Botanical families of plants and flowers
An integral part of biology, botany is the science devoted to the study of plants. It has several facets that link it to other life sciences. Botany, whose origins date back to Greco-Roman antiquity, was for a long time an annex of medicine, the study of plants being mainly motivated by their medicinal or even magical properties. Subsequently, she devoted herself mainly to the classification of plants, systematic, to the point of being caricatured as "the art of insulting plants in Latin" (Alphonse Karr, novelist and journalist, 1808-1890).

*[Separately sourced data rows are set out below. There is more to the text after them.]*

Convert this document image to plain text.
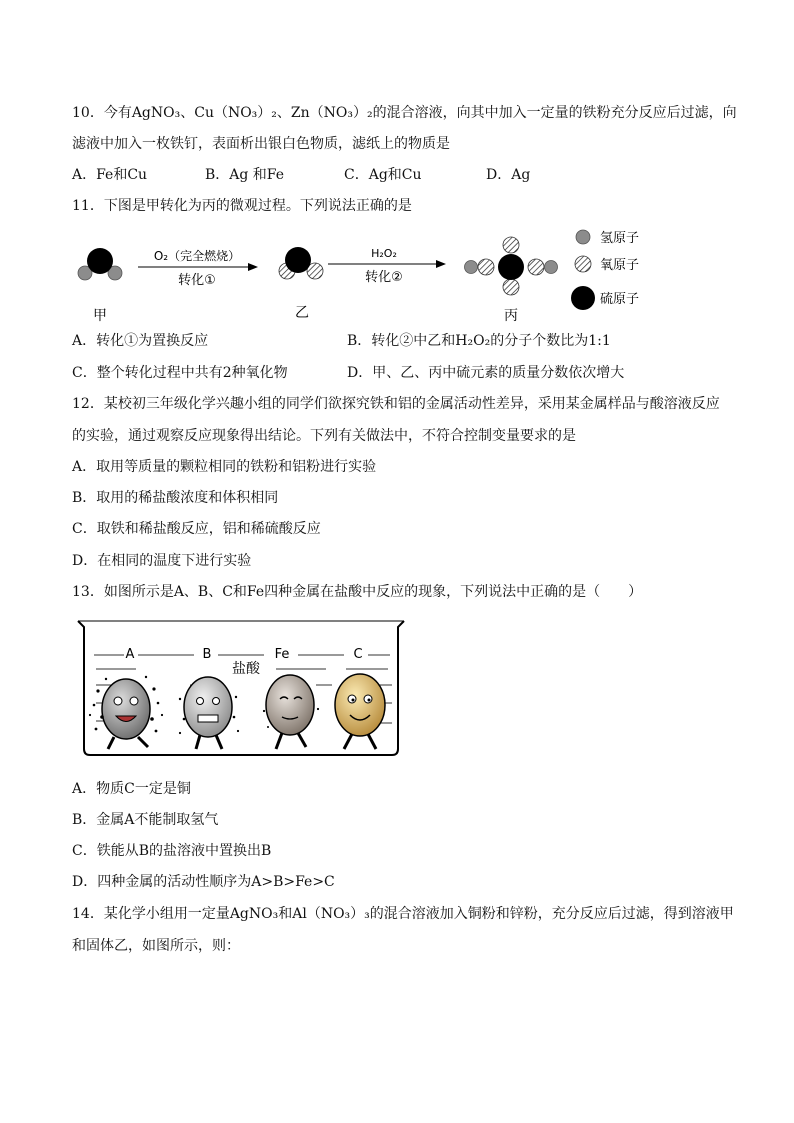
10．今有AgNO₃、Cu（NO₃）₂、Zn（NO₃）₂的混合溶液，向其中加入一定量的铁粉充分反应后过滤，向
滤液中加入一枚铁钉，表面析出银白色物质，滤纸上的物质是
A．Fe和Cu	B．Ag 和Fe	C．Ag和Cu	D．Ag
11．下图是甲转化为丙的微观过程。下列说法正确的是
甲
O₂（完全燃烧）
转化①
乙
H₂O₂
转化②
丙
氢原子
氧原子
硫原子
A．转化①为置换反应	B．转化②中乙和H₂O₂的分子个数比为1:1
C．整个转化过程中共有2种氧化物	D．甲、乙、丙中硫元素的质量分数依次增大
12．某校初三年级化学兴趣小组的同学们欲探究铁和铝的金属活动性差异，采用某金属样品与酸溶液反应
的实验，通过观察反应现象得出结论。下列有关做法中，不符合控制变量要求的是
A．取用等质量的颗粒相同的铁粉和铝粉进行实验
B．取用的稀盐酸浓度和体积相同
C．取铁和稀盐酸反应，铝和稀硫酸反应
D．在相同的温度下进行实验
13．如图所示是A、B、C和Fe四种金属在盐酸中反应的现象，下列说法中正确的是（　　）
A	B	Fe	C
盐酸
A．物质C一定是铜
B．金属A不能制取氢气
C．铁能从B的盐溶液中置换出B
D．四种金属的活动性顺序为A>B>Fe>C
14．某化学小组用一定量AgNO₃和Al（NO₃）₃的混合溶液加入铜粉和锌粉，充分反应后过滤，得到溶液甲
和固体乙，如图所示，则：
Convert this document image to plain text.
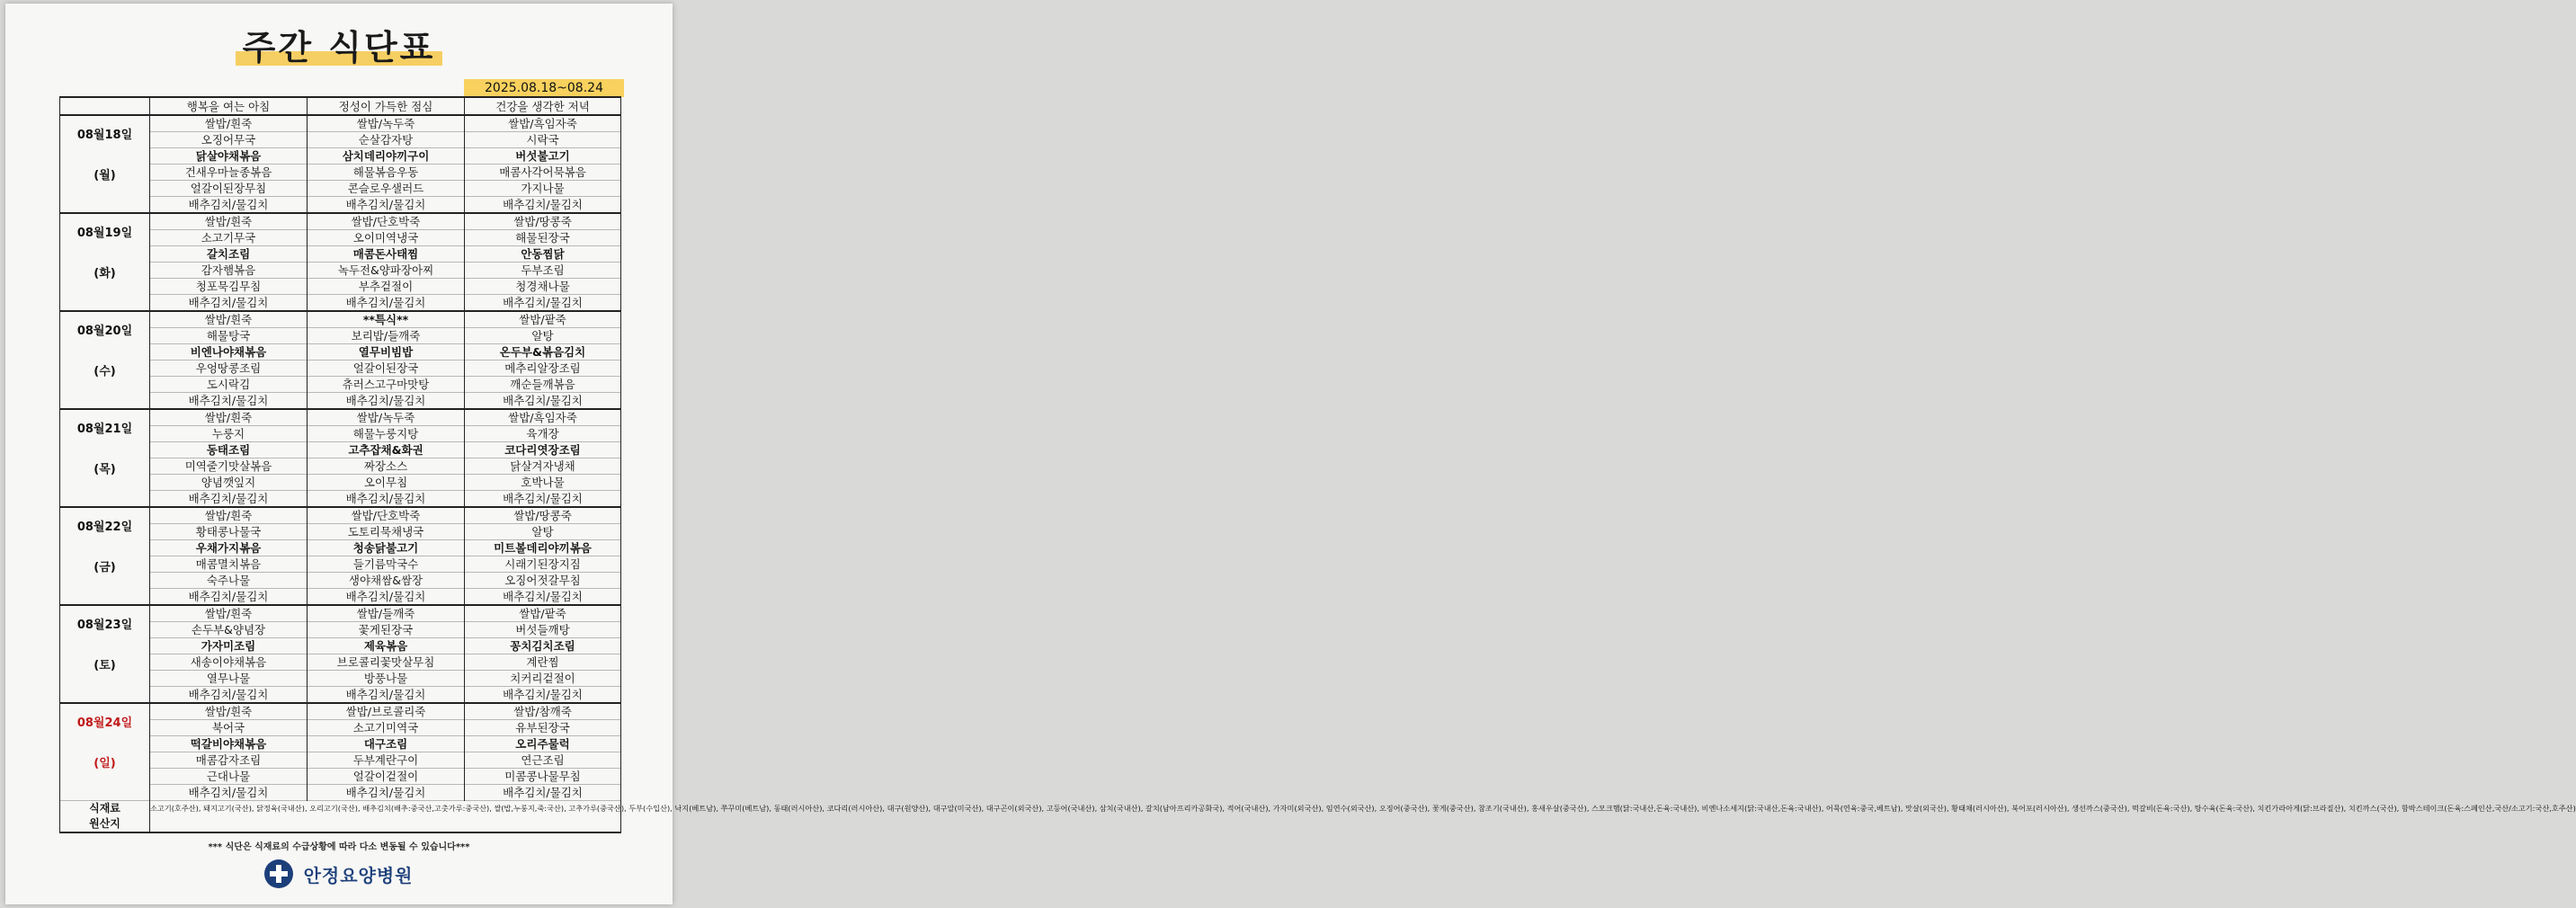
주간 식단표
2025.08.18~08.24
	행복을 여는 아침	정성이 가득한 점심	건강을 생각한 저녁

08월18일
(월)	쌀밥/흰죽	쌀밥/녹두죽	쌀밥/흑임자죽
	오징어무국	순살감자탕	시락국
	닭살야채볶음	삼치데리야끼구이	버섯불고기
	건새우마늘종볶음	해물볶음우동	매콤사각어묵볶음
	얼갈이된장무침	콘슬로우샐러드	가지나물
	배추김치/물김치	배추김치/물김치	배추김치/물김치

08월19일
(화)	쌀밥/흰죽	쌀밥/단호박죽	쌀밥/땅콩죽
	소고기무국	오이미역냉국	해물된장국
	갈치조림	매콤돈사태찜	안동찜닭
	감자햄볶음	녹두전&양파장아찌	두부조림
	청포묵김무침	부추겉절이	청경채나물
	배추김치/물김치	배추김치/물김치	배추김치/물김치

08월20일
(수)	쌀밥/흰죽	**특식**	쌀밥/팥죽
	해물탕국	보리밥/들깨죽	알탕
	비엔나야채볶음	열무비빔밥	온두부&볶음김치
	우엉땅콩조림	얼갈이된장국	메추리알장조림
	도시락김	츄러스고구마맛탕	깨순들깨볶음
	배추김치/물김치	배추김치/물김치	배추김치/물김치

08월21일
(목)	쌀밥/흰죽	쌀밥/녹두죽	쌀밥/흑임자죽
	누룽지	해물누룽지탕	육개장
	동태조림	고추잡채&화권	코다리엿장조림
	미역줄기맛살볶음	짜장소스	닭살겨자냉채
	양념깻잎지	오이무침	호박나물
	배추김치/물김치	배추김치/물김치	배추김치/물김치

08월22일
(금)	쌀밥/흰죽	쌀밥/단호박죽	쌀밥/땅콩죽
	황태콩나물국	도토리묵채냉국	알탕
	우채가지볶음	청송닭불고기	미트볼데리야끼볶음
	매콤멸치볶음	들기름막국수	시래기된장지짐
	숙주나물	생야채쌈&쌈장	오징어젓갈무침
	배추김치/물김치	배추김치/물김치	배추김치/물김치

08월23일
(토)	쌀밥/흰죽	쌀밥/들깨죽	쌀밥/팥죽
	손두부&양념장	꽃게된장국	버섯들깨탕
	가자미조림	제육볶음	꽁치김치조림
	새송이야채볶음	브로콜리꽃맛살무침	계란찜
	열무나물	방풍나물	치커리겉절이
	배추김치/물김치	배추김치/물김치	배추김치/물김치

08월24일
(일)	쌀밥/흰죽	쌀밥/브로콜리죽	쌀밥/참깨죽
	북어국	소고기미역국	유부된장국
	떡갈비야채볶음	대구조림	오리주물럭
	매콤감자조림	두부계란구이	연근조림
	근대나물	얼갈이겉절이	미콤콩나물무침
	배추김치/물김치	배추김치/물김치	배추김치/물김치
식재료
원산지	소고기(호주산), 돼지고기(국산), 닭정육(국내산), 오리고기(국산), 배추김치(배추:중국산,고춧가루:중국산), 쌀(밥,누룽지,죽:국산), 고추가루(중국산), 두부(수입산), 낙지(베트남), 쭈꾸미(베트남), 동태(러시아산), 코다리(러시아산), 대구(원양산), 대구알(미국산), 대구곤이(외국산), 고등어(국내산), 삼치(국내산), 갈치(남아프리카공화국), 적어(국내산), 가자미(외국산), 임연수(외국산), 오징어(중국산), 꽃게(중국산), 참조기(국내산), 홍새우살(중국산), 스모크햄(닭:국내산,돈육:국내산), 비엔나소세지(닭:국내산,돈육:국내산), 어묵(연육:중국,베트남), 맛살(외국산), 황태채(러시아산), 북어포(러시아산), 생선까스(중국산), 떡갈비(돈육:국산), 탕수육(돈육:국산), 치킨가라아게(닭:브라질산), 치킨까스(국산), 함박스테이크(돈육:스페인산,국산/소고기:국산,호주산)		
*** 식단은 식재료의 수급상황에 따라 다소 변동될 수 있습니다***
안정요양병원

Indeed, during the XXe century, this science has diversified into a large number of increasingly specialized disciplines, ranging from physiology to plant ecology, including genetics and phytosociology.
Among the botanical families of so-called "vegetable" plants, four families play an essential role for vegetables: Fabaceae (all dried vegetables including: bean, bean, lens, pea, Chickpea, soybean), They Solanaceae (The tomatoes and potatoes, but also theEggplant, peppers and peppers), They Brassicaceae, (cabbage, hub, radish, broccoli, Brussels sprouts, cauliflower, kohlrabi, rape, cress, rocket, rutabaga and aromatic herbs and condiments like mustard and horseradish.), and the Cucurbits (squash, pumpkin, cucumber, zucchini, pattypan, pumpkin, pumpkin and herbs aromatics and condiments such as cornichon and fruits like melon and watermelon). While three botanical families provide most of the aromatic herbs: Apiaceae (angelic, celery, chervil, fennel, lovage, parsley), the Lamiaceae (basil, caraway, hyssop, marjoram, melissa, mint, oregano, sarriette, sage, thyme) Et les Liliaceae (ail, asparagus, spring onion, chive, shallot, onion, leek).